Lawyers sound alarm on insurance reform
Author(s): Darcy R. Merkur
May 3, 2010
By Susan Hughes
New accident benefits rules set to take effect in September may mean bad news for victims, lawyers worry.
The changes deal with serious, non-catastrophic injuries from auto accidents. But while Darcy Merkur of Thomson Rogers in Toronto welcomes the new definition of catastrophic cases to include single-limb amputees, he’s concerned about the delay in access to some of the more unique tests: the whole person impairment test and the market extreme impairment test. As a result, victims will now have to wait two years unless there’s a brain injury.
“It’s not very positive,” says Merkur, who wrote a paper about the changes with colleague Leonard Kunka. “It may only apply to a fraction of cases because the majority of the serious cases have some element of a brain injury. Once you have some element of a brain injury, you’re entitled to apply under those tests before the two-year mark if your injuries are unlikely to cease to be catastrophic. It’s not a drastic change but it’s not a welcome one.”

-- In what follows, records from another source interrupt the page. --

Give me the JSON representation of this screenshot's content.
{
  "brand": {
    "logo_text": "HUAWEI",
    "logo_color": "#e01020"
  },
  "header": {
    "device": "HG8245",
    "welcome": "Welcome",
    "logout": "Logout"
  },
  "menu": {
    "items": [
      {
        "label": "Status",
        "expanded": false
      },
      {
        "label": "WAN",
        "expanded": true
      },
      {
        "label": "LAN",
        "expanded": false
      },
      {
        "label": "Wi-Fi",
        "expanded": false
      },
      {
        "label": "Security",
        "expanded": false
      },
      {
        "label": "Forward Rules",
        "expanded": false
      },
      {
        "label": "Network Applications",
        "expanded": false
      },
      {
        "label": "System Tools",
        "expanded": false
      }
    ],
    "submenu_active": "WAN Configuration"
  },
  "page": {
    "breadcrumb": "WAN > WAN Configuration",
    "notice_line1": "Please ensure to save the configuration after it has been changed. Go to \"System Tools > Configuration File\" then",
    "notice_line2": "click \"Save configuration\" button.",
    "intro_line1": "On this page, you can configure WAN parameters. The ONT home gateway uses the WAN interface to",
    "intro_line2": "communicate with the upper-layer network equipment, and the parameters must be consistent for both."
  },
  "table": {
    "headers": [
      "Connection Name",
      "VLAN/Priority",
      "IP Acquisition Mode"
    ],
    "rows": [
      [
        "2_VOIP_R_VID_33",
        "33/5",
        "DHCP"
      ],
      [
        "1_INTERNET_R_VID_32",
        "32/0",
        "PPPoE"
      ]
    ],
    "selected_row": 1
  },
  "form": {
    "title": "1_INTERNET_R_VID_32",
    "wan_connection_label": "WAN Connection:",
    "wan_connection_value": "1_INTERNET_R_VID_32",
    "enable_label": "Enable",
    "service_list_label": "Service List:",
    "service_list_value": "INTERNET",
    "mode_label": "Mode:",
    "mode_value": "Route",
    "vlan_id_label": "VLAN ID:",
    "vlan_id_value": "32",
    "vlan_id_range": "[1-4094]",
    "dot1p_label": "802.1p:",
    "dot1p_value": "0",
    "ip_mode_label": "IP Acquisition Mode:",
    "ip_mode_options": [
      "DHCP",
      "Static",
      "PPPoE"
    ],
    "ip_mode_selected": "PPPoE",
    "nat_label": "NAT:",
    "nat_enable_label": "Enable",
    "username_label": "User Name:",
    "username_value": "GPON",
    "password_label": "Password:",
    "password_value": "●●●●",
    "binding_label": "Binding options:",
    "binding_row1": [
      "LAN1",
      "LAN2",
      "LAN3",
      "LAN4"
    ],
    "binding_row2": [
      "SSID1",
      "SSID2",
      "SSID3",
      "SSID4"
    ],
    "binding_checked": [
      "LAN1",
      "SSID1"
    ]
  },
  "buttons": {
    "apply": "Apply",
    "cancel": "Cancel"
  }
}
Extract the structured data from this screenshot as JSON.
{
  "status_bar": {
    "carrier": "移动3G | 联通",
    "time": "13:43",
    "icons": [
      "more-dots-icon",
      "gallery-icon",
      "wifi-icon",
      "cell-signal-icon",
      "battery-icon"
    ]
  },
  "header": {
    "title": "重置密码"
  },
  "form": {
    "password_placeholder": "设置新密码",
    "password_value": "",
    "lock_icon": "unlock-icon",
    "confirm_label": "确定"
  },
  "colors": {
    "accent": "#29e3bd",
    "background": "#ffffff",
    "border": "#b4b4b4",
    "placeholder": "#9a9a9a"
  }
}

For example, Merkur says someone with serious orthopaedic injuries and emotional problems but without brain impairment will have to wait two years before being eligible to apply under those two tests. The solution, Merkur adds, is to ensure that treatment providers recognize some degree of brain impairment. In most serious cases, he notes victims lose consciousness and suffer a concussion, a form of brain impairment.
While there are no reductions in catastrophic benefits, the cost of examinations now comes out of the medical and rehabilitation settlement. Those expenses can be very significant, Merkur points out. For example, the costs for a neurological and psychological examination are “somewhere between $3,500 and $6,000, the standard being $4,500. There’s a lot of testing, analysis, the writing of the report,” Merkur says.
“No one is trying to make a fortune here. It’s the fair market rate. There may be a way to hive off the neurological test to two different portions, with a $2,000 maximum each, but that comes out of my client’s money, and I’m not anxious to have them spend. It’s an unfortunate indirect reduction in benefits. In a million-dollar case, it could be worth between $50,000 and $100,000. It’s about a $100,000 hit.”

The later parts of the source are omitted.